After initially standing by Huawei, and saying 5G upgrades would take years, meaning lots of time for the situation to resolve, 2degrees announced in April this year that it was dropping the Chinese giant in favour of Sweden’s Ericsson.
And in a twist, 2degrees is not just using the Swedish company for its 5G network upgrade, but ripping out Huawei 4G gear and replacing that with Ericsson kit too, as towers are upgraded to 5G.
Sharrock says tearing out the Huawei gear means 2degrees will have a newer, shinier network than its rivals. And being all-Ericsson across its 4G and 5G gear will make it easier for 2degrees to finely control traffic on its network, he says.
The network upgrade will also allow 2degrees to push a lot harder with fixed-wireless, which has been such a hot market segment for Spark and Vodafone – and which their investors covet because it uses a mobile network to deliver a home or office, cutting Chorus and its wholesale charges out of the loop.
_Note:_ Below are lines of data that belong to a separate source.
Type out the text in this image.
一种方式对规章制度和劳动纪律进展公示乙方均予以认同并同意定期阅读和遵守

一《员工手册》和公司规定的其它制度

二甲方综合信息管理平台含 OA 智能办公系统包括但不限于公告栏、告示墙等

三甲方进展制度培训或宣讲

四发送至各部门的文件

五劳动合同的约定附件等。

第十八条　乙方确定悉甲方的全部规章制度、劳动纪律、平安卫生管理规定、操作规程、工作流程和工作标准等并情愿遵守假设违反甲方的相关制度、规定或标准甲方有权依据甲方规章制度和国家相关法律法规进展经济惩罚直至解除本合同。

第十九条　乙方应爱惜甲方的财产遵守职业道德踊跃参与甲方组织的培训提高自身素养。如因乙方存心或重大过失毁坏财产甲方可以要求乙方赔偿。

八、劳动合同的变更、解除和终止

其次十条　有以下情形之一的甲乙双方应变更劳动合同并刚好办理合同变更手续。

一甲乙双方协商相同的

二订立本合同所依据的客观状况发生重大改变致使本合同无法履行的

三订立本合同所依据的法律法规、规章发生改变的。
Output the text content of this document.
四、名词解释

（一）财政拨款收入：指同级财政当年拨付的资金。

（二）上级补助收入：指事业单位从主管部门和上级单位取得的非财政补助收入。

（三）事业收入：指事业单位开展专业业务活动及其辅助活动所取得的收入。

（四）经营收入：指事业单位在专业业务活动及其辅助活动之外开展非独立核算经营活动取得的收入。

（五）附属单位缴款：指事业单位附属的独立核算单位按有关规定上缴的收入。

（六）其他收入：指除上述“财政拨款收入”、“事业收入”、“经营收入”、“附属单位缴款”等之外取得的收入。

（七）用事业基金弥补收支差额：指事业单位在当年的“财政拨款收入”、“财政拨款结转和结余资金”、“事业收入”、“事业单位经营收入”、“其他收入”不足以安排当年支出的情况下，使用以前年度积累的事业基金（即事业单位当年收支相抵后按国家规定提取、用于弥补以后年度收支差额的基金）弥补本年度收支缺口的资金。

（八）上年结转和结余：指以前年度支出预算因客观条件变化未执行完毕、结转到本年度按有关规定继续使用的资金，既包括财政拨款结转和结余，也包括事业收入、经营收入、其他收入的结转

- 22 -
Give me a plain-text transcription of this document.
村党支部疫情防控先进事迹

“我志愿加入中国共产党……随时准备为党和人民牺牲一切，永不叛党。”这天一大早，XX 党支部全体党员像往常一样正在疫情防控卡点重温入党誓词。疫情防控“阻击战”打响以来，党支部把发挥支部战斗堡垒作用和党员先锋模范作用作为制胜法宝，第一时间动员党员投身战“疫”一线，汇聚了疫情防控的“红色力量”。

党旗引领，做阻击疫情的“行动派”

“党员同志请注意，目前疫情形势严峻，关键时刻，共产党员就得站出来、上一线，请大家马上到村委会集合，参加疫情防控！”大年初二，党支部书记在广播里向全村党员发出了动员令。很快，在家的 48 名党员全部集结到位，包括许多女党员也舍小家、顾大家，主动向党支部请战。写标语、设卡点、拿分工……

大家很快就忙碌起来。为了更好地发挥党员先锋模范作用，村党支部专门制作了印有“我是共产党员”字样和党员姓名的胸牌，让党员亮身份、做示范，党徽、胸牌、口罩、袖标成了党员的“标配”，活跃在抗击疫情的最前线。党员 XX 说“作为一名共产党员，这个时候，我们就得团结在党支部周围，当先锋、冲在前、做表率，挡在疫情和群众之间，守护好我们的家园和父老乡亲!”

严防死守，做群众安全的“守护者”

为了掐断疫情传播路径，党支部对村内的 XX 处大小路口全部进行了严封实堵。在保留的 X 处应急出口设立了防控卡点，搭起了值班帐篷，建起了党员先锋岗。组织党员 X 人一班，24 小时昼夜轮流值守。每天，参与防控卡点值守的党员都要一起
While Spark and Vodafone have sparred with Chorus over fixed-wireless to the degree that the Commerce Commission recently sent a letter to all parties warning them to dial down their marketing, 2degrees has been much more low-key about the technology.
“We’ll offer what ever broadband plan is best for the customer. We work well with Chorus,” Sharrock says.
Neverthless, in the investor deck that Aue shared with the Herald, there’s a target to move 20 per cent of 2degrees’ broadband base to fixed-wireless. That’s not as aggressive as Vodafone (20 to 25 per cent) or Spark (35 to 40 per cent), but Aue’s telco will not be so near the top of Chorus’s Christmas card list.
For Aue, at the end of the day his pitch to both potential customers and investors is the same: We’ve lifted our game.
“If you’re a customer that hasn’t been with us for several years, I’d encourage you to really take another look. The investment that we’ve put into the network, particularly over the last 18 months – to the point we were actually winning external network awards as the top-ranked network – is fantastic. And I’d really encourage people to try again, because the network experience will be very different than what they’d seen perhaps a few years ago.”